PUBLISHED : Tuesday, 26 March, 2013, 12:27pm
UPDATED : Tuesday, 26 March, 2013, 12:27pm

E-House looking to privatise?

A boost in the holdings of E-House shares by a management group could auger a privatisation bid, while Ambow looks set for a similar privatisation of forced de-listing


Doug Young has lived and worked in China for 15 years, much of that as a journalist for Reuters writing about Chinese companies. He currently lives in Shanghai where he teaches financial journalism at Fudan University. He writes daily on his blog, Young’s China Business Blog (, commenting on the latest developments at Chinese companies listed in the US, China and Hong Kong. He is also author of a new book about the media in China, “The Party Line: How the Media Dictates Public Opinion in Modern China.”

Today's headlines include a couple of new developments in the recent privatisation wave for US-listed China firms, underscoring the difficulty of doing such deals that often require big fund raising. The most interesting of the two latest news bits has online real estate services firm E-House (NYSE: EJ) making a new management-led move that looks like a potential prelude to a buyout offer. Meantime, a much smaller education services firm called Ambow (NYSE: AMBO) has seen its own privatisation plan implode amid a sudden series of high-level resignations that cast doubts on the company's credibility.

Both of these deals come against a broader landscape that has seen a growing number of US-listed Chinese firms try to privatise as investors have abandoned the stocks over the last two years due to concerns about their accounting. Let's take a look first at E-House, whose shares have plunged by two-thirds over the last two years after a series of accounting scandals at other US-listed Chinese firms sparked the current loss of investor confidence.

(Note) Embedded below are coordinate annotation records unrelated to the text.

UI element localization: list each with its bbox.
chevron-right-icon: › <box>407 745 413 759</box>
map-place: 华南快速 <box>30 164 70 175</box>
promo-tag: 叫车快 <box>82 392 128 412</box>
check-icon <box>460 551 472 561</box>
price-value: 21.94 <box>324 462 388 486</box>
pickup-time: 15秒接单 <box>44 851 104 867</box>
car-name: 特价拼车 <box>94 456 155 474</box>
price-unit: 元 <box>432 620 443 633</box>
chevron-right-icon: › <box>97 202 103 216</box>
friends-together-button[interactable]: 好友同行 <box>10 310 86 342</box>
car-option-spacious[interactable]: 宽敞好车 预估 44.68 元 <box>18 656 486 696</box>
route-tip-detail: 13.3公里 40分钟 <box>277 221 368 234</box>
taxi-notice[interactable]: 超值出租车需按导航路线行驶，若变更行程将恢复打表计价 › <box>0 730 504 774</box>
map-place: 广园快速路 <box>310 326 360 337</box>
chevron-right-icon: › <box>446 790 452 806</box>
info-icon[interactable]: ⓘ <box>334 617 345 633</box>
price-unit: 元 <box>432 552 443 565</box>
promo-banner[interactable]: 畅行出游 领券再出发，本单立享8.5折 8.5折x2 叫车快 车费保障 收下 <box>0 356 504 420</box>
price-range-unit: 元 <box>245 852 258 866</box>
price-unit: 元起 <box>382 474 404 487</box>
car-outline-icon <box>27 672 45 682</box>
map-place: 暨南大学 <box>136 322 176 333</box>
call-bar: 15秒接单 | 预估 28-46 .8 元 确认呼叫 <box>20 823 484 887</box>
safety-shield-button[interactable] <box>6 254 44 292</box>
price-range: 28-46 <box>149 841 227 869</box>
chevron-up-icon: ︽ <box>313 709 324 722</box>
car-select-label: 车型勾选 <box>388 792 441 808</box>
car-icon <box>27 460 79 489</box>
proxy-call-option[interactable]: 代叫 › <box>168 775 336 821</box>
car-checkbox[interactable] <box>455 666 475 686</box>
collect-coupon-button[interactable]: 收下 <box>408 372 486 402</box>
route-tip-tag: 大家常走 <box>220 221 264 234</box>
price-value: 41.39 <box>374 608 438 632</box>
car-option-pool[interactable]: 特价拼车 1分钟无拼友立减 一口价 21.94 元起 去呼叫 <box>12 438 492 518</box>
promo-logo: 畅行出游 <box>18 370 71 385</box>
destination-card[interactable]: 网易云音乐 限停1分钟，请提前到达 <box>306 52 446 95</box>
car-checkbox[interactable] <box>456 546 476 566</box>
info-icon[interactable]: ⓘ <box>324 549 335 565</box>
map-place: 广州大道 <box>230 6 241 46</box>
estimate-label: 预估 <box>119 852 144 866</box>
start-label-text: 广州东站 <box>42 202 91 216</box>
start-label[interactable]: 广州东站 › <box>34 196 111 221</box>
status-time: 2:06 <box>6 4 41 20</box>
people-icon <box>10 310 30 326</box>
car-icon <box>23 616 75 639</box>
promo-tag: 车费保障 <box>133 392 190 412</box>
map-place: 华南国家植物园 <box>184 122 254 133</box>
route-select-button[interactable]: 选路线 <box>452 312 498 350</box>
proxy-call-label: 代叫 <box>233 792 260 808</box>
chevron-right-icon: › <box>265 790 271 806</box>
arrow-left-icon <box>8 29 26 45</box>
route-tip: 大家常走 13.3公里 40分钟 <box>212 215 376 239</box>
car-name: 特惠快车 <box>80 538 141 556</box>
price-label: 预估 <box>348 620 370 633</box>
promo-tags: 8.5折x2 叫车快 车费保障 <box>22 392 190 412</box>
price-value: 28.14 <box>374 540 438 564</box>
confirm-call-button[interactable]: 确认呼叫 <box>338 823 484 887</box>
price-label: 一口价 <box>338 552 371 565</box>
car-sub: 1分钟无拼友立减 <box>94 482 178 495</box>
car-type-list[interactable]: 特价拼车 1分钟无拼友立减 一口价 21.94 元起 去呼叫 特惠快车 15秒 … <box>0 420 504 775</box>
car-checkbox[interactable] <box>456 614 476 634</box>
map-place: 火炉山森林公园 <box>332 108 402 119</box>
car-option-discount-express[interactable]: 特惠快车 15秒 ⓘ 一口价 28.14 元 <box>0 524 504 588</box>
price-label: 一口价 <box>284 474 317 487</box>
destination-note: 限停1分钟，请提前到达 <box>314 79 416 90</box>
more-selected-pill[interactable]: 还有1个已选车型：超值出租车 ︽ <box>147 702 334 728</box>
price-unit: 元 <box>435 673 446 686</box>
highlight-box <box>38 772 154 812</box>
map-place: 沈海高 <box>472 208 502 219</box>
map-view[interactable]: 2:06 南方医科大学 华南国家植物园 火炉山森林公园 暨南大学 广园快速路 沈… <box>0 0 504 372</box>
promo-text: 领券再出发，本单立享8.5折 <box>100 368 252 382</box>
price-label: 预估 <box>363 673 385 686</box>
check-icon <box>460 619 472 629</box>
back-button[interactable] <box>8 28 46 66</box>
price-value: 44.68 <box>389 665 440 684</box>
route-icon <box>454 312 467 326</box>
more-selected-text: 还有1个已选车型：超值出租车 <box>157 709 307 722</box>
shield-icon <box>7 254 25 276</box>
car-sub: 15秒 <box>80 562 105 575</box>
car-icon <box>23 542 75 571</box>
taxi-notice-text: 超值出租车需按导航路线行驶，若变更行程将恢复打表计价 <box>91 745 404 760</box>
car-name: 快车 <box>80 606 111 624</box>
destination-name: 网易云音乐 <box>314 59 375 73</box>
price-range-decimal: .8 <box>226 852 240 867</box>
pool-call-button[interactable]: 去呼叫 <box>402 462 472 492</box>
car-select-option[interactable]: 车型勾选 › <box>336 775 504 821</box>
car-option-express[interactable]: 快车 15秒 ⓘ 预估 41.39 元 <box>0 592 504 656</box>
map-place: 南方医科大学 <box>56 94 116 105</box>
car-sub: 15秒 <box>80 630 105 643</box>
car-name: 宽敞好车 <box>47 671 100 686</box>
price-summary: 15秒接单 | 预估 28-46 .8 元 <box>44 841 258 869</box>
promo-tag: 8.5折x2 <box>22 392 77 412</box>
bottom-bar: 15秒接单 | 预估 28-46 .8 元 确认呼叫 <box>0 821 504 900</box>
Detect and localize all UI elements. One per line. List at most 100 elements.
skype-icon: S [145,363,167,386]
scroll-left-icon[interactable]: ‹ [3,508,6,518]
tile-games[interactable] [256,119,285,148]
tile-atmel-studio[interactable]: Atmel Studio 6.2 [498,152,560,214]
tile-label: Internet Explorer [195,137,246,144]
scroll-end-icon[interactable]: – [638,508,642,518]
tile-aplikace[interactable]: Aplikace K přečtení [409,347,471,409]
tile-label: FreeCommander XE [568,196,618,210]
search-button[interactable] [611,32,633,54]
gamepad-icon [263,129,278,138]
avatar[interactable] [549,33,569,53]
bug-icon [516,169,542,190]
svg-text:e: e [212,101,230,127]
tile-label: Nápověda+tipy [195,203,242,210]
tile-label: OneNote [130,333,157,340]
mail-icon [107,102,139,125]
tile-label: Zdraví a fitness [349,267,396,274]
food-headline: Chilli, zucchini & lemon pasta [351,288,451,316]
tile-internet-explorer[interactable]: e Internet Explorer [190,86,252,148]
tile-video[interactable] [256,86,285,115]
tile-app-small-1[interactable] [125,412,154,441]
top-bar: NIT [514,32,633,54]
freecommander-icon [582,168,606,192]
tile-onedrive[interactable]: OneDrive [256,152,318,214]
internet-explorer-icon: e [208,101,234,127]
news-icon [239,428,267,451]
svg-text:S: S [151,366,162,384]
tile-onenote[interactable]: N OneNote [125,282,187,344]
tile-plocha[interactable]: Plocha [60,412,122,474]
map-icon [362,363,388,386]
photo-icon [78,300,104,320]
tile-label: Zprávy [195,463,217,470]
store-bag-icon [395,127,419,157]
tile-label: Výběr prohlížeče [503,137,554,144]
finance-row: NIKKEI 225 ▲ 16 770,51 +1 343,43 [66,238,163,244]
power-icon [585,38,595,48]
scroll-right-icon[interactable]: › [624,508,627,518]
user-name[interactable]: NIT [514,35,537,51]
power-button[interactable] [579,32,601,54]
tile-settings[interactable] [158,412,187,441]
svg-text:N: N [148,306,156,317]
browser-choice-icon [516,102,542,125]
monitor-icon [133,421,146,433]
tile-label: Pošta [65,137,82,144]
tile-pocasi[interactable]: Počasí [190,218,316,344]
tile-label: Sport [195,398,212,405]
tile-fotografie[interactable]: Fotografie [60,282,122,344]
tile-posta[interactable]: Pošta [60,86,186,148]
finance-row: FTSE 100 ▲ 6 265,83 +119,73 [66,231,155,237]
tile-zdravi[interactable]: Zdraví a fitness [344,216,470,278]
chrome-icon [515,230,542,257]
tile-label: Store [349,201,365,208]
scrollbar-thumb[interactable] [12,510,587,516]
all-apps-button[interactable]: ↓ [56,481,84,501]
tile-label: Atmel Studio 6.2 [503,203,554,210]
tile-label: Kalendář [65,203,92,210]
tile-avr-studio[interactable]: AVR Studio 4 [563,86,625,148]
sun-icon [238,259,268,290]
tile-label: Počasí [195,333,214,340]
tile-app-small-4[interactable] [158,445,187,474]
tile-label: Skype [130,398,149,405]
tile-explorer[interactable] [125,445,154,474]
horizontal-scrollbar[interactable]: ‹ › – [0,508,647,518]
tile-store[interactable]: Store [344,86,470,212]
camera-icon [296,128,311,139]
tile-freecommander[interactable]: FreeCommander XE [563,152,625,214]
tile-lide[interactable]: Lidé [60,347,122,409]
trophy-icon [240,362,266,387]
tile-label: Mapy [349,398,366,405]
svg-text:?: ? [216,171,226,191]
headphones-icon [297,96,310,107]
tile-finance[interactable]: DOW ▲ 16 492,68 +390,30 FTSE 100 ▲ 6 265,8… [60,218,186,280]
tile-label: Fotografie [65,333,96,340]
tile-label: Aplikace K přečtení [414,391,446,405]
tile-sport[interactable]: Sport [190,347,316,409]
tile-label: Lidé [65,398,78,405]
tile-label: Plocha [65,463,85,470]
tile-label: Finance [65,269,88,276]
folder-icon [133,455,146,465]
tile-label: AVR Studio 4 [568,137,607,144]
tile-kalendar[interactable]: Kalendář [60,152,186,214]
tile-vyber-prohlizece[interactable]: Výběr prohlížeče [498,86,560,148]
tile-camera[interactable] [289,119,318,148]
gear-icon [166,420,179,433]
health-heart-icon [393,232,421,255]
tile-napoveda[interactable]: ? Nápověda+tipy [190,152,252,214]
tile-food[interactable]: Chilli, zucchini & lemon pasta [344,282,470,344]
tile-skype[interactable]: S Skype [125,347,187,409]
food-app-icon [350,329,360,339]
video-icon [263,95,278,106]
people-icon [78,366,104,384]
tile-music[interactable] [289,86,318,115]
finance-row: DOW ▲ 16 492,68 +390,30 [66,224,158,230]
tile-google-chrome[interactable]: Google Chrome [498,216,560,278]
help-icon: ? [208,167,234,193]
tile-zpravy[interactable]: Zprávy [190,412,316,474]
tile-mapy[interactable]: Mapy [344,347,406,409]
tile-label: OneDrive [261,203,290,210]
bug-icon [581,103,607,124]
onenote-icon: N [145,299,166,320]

E-House said it has completed a previously announced new issue of shares that boosts its top managers' stake in the company to 30 per cent.  The announcement doesn't say what per cent of the company the management group previously owned; but based on the US$63 million purchase price for the new shares and the company's market cap of about US$560 million, it looks like the management team boosted its previous stake by about 50 per cent.

E-House said it will use proceeds from the sale to buy back its shares. But the more interesting element in this story is that E-House management now owns about a third of the company's stock, which would theoretically make it easier to get shareholder approval for a privatisation. I've previously said that E-House looks like a good long-term bet, as it makes its money from transactions and other services in China's fast-growing real estate market. That means it can operate profitably in most environments regardless of whether prices are rising or falling.

Despite its positive long-term outlook and the potential of a privatisation and share buyback, shareholders greeted E-House's latest announcement with indifference, with the company's stock largely unchanged in New York trading on Monday. That kind of indifference is what's driving this latest privatisation wave that has seen Camelot Information Systems (NYSE: CIS) and Simcere Pharmaceutical (NYSE: SCR) become the latest companies to announce de-listing plans in the last few weeks. 

Meantime, the case involving Ambrow shows that even the smallest de-listing plans can fail and also highlights the depth of the credibility problem plaguing many US-listed Chinese companies. In this particular case, Ambow had arranged financing for its privatisation that valued the company at a relatively modest US$74 million based on an offer it received on March 15. But the deal collapsed after the sudden resignation of Ambow's auditor and three of its directors amid a probe on potential financial impropriety sparked by allegations from several former company employees. 

This kind of probe is what sparked the confidence crisis two years ago, and more similar probes certainly won't help to restore investor enthusiasm for Chinese stocks anytime soon. If the allegations prove groundless, we could see Ambow relaunch its privatisation plan in the next few months. If the allegations are true, however, the company could see its shares plunge and later be forcefully de-listed by the securities regulator. Either way, Ambow's days as a US-listed company are probably numbered.

Bottom line: A boost in the holdings of E-House shares by a management group could auger a privatisation bid, while Ambow looks set for a similar privatisation of forced de-listing.